I hope this turns out well.
aw, me too, gav. People tend to come around to cute little animals -- even people you least expect.
Broadway Legend Joined: 4/16/05
Yeah, the same thing happened to my other kitty, Sophie. My grandma was in a pissy mood for two or three weeks...and then, when she was done with her anger and rage session, she began to get used to the kitty. Now, Sophie and my grandma are close pals.
Hm.
Broadway Legend Joined: 7/28/05
I have NO patience for children. None at all. But the ones in Chitty are pretty cute!
Broadway Legend Joined: 4/16/05
You don't have paitence for children?
But...but...
I'm a child! (Who's actually almost a teenager)
*cries*
I'm okay with kids above like... eight or nine. But little children? I have NO patience. I'm just not the kind of person who can relate to them properly.
Broadway Legend Joined: 4/16/05
Yeah, I've actually worked with kindergarteners before. What a wild experience.
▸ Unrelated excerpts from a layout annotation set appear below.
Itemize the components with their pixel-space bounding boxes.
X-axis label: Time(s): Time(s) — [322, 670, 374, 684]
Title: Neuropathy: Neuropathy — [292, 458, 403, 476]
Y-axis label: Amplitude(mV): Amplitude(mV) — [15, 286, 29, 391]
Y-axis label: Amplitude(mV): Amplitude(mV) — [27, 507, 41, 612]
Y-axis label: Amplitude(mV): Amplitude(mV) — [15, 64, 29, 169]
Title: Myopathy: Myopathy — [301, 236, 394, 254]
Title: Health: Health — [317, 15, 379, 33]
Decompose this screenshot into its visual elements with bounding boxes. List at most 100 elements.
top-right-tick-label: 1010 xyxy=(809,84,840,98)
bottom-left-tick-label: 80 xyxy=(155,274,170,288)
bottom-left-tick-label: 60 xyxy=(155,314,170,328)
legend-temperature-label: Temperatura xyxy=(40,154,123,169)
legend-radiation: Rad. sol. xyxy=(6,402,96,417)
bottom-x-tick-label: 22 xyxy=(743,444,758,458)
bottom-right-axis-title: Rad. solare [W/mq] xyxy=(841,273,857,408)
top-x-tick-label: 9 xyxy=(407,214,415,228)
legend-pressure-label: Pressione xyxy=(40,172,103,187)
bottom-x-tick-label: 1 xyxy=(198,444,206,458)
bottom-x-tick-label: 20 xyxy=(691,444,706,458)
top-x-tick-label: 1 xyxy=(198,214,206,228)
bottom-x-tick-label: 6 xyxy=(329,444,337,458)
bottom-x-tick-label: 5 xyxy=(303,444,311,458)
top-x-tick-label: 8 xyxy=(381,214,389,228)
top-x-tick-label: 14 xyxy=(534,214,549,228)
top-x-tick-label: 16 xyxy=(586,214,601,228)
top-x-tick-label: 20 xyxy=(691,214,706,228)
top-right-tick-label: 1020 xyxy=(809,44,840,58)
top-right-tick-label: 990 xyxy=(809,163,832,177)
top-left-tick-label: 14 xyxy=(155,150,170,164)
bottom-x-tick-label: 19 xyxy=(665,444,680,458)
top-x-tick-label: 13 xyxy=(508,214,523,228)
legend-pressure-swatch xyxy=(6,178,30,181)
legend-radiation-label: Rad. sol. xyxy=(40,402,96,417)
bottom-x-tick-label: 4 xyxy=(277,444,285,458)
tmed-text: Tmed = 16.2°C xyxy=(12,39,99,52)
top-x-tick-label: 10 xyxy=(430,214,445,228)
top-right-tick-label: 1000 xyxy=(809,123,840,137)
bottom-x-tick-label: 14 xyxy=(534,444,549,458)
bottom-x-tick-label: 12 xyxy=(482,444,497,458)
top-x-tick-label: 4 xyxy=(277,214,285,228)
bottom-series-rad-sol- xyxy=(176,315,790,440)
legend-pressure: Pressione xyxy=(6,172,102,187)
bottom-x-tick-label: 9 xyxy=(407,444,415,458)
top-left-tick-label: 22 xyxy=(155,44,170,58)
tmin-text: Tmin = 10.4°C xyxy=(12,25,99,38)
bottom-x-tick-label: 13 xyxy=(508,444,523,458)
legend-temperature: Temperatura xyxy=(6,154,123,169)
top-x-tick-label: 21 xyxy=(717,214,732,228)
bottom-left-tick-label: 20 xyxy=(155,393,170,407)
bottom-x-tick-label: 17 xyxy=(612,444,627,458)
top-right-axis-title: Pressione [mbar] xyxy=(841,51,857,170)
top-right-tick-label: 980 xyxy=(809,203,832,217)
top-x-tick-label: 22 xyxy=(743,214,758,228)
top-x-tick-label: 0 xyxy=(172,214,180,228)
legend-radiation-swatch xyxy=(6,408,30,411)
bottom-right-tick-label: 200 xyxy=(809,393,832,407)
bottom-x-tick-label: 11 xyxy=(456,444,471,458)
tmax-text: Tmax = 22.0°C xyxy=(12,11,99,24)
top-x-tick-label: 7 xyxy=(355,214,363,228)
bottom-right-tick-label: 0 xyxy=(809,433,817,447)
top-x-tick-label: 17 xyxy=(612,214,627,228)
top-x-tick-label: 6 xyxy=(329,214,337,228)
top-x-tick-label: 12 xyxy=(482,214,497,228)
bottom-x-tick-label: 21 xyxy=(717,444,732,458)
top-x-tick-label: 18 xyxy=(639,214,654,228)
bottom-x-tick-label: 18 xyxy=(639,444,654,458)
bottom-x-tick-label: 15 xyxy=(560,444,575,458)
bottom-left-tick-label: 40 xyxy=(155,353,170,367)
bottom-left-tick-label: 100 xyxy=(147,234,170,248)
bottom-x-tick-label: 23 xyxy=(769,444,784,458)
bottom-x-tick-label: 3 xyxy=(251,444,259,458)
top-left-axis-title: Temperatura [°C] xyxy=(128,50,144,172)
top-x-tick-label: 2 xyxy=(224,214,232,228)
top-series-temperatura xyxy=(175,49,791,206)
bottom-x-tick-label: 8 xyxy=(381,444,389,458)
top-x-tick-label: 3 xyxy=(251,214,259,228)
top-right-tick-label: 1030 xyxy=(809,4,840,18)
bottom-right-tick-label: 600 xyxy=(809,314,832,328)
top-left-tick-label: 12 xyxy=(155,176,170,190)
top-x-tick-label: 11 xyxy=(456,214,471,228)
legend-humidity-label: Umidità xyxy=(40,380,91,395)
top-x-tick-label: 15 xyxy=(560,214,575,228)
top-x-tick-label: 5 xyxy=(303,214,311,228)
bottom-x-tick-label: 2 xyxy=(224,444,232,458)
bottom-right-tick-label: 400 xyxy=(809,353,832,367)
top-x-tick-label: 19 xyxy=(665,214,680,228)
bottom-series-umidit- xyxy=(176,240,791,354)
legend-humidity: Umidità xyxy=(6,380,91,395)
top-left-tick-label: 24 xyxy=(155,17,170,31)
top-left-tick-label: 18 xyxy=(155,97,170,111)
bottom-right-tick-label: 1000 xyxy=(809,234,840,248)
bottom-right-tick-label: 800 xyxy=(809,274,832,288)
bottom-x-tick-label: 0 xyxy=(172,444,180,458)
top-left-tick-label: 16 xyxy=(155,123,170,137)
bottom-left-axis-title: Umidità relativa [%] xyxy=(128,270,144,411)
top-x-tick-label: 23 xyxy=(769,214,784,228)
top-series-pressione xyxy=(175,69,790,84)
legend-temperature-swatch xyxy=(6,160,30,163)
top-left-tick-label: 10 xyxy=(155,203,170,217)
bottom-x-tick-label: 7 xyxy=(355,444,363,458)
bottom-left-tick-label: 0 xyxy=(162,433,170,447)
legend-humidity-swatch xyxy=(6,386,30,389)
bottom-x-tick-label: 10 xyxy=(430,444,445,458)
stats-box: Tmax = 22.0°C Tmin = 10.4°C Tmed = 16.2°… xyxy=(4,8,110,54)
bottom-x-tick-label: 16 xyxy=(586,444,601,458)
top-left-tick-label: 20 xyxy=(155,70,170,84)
But I actually kind of get used to their ways.
preschoolers/kindergarteners i can deal with...but when you get up to like 1st through like 5th grade...wowzer.
I have a lot of trouble explaining things to little kids in terms they get. And I'm like "don't you understand that the faster you go NOW, the sooner you'll get home?" They don't grasp that. They're only interested in the immediate time.
Broadway Legend Joined: 7/28/05
Yeah, that makes sense.
I'm always afraid to take care of other people's children. I don't know... I just feel like I'll do something wrong.
Like you wouldn't do it the way they would?
I felt like a total nerd, but the kid I was babysitting today really wanted McDonald's for dinner. His dad said he'd be back by six, and didn't really leave instructions for dinner, so I was assuming the kid was just supposed to wait. I didn't want to give him junk food like McDonald's without running it by his dad first, so I called. I felt really dumb, but I know some parents aren't into giving their kids fast food.
Broadway Legend Joined: 7/28/05
Yeah, exactly like that. I just get nervous.
I probably would have called, too. Just to be sure.
On a completely different note - I took a nap today and had the most frightening dream about The Normal Heart. I don't think I'll be forgetting it any time soon.
Broadway Legend Joined: 2/14/04
I'm not good with kids.
Fluffy animals, however, I can tend to just fine.
That's understandable, to dream about it. I didn't sleep that night, more than an hour or two. I got home around two in the morning because there was a lot of traffic getting out of the city, and I had to wake up at five. I couldn't sleep when I got home, my head was just sort of spinning. When it closed, I stopped sleeping and eating for a few days, almost completely. I was just so... distraught and confused.
I tried to make myself dream about Raul last night, but it didn't work.
I'm much more of an animal person. They can't talk back to you, and really, they're just much friendlier. I can care for them with no problems.
Broadway Legend Joined: 7/28/05
I can't even imagine what it must have done to Raúl when he saw the notice. It breaks my heart just to think about it.
Part of me thinks that the pain I assume that caused him had to do with why he took a break for so long -- and I'd bet it has a lot to do with why he rarely talks about it.
I met someone last semester who had co-produced something with the people who produced (and f*cked up) The Normal Heart. She had mentioned it, and I went up to her after the lecture and asked if she'd mind telling me what happened. I was so, so upset. It didn't have to happen that way.
Broadway Legend Joined: 2/14/04
I'm guessing it was like someone chopped his balls off. His wife said he was kinda mopey and depressed after the show closed.
With reason. Poor kitten.
I just can't even think about it...and I never even saw it. Thinking about Raúl being depressed, and good theatre being dumped always makes me sad.
Well, at least he *is* still equipped.
... I can't believe I just said that.
Broadway Legend Joined: 2/14/04
Exactly. Your avatar however, NEVER makes me sad.
Raul and Puppy. I'm sorry, but that's just better than rain drops on roses and whiskers on kittens!
Broadway Legend Joined: 4/16/05
I agree with you all. When good theatre closes, it's a shame, and is sometimes depressing.
Here's happiness.
I really want that puppy.
Broadway Legend Joined: 2/14/04
Em!!!!
But I think it was THAT painful for him. You know. And then he spent those summer months dragging his butt on the carpet mourning the loss of his testacles. I know it's a graphic analogy. But I'm being so serious here. I think it hurt him THAT much.
Well, you know. It's the truth. Good for him. :-P
I hear you, though. I don't doubt that it did. At all. That was a piece that couldn't have just been a job.